I’ve chosen Winnie-the-Pooh by A.A. Miln because I loved it from the first time I read it (which was in high school, but that’s fine). To me, it satisfies both requirements because I simply love the writing style and it’s very well-written and artistically engaging. As everyone has probably heard of it, I’ll keep my introduction brief: Winnie-the-Pooh is a famous children’s book that brought an otherwise run-of-the-mill writer success.
I want to emulate it in the sense that I want to make my voice more poetic, and this style of writing achieves that. I want my writing to come alive, not just be description like some of my blog posts on South Africa, and writing academic essays is decidedly not helping that. The style also makes it artistically engaging, because, for example, I wouldn’t think to write like this: ‘First of all he said to himself: “That buzzing-noise means something. You don’t get a buzzing-noise like that, just buzzing and buzzing, without its meaning something. If there’s a buzzing-noise, somebody’s making a buzzing-noise, and the only reason for making a buzzing-noise that I know of is because you’re a bee.”‘ Something as simple as hearing bees buzzing turned into a whimsical journey into Pooh’s mind, into the mind of a child.

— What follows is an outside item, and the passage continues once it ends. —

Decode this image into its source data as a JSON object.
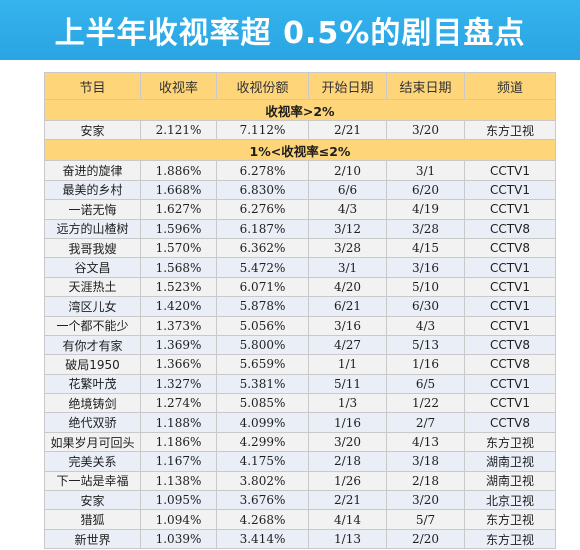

The entire work’s engineering a la Pinker relies on this concept. For example, ‘”I wish you would bring it [an umbrella] out here, and walk up and down with it, and look up at me every now and then, and say ‘Tut-tut, it looks like rain.’ I think, if you did that, it would help the deception which we are practising on these bees.”‘ This is another example that shows the inner workings of a child, though perhaps even more fanciful and magical than reality. Christopher Robin is imagining all of Pooh’s adventures, so bringing them to life is a magical experience for the boy, and thus the writing reflects this increased magic.
Another way this is done is just through extra details. The writing is long and meandering, but in a way that’s nostalgic and cute. For example,
‘EDWARD BEAR, known to his friends as Winnie-the-Pooh, or Pooh for short, was walking through the forest one day, humming proudly to himself. He had made up a little hum that very morning, as he was doing his Stoutness Exercises in front of the glass: Tra-la-la, tra-la-la, as he stretched up as high as he could go, and then Tra-la-la, tra-la — oh, help! — la, as he tried to reach his toes. After breakfast he had said it over and over to himself until he had learnt it off by heart, and now he was humming it right through, properly. It went like this:
First, we find out that Pooh’s real name is Edward Bear. This works by giving the audience a delightfully unexpected piece of crucial character development already part of the way in, not only pleasantly surprising us but showing us that it’s not that important, that nothing is that important, that this story is meant to be just that, a fun story. It also slows everything down for the reader. This is partly achieved by what I just described: everything seems to be going slower, the linear plot of the story is blurred, and thus it becomes a story that is meant for enjoyment, not for reading. It is also done through the passage’s lengthy sentences. In my mind, there’s a metaphorical breeze streaming through the summer sky, and that breeze is the writing itself. It’s long, but you want it to be long, it improves it. Just as before, this passage also illustrates the thought process of a young child, and paints a vivid picture of Pooh’s day-to-day life. Finally, the fully written out hum also fully achieves what I’ve just written out: it slows down the reader, it shows the mind of a child, and it improves the reading experience (only in my humble opinion, of course).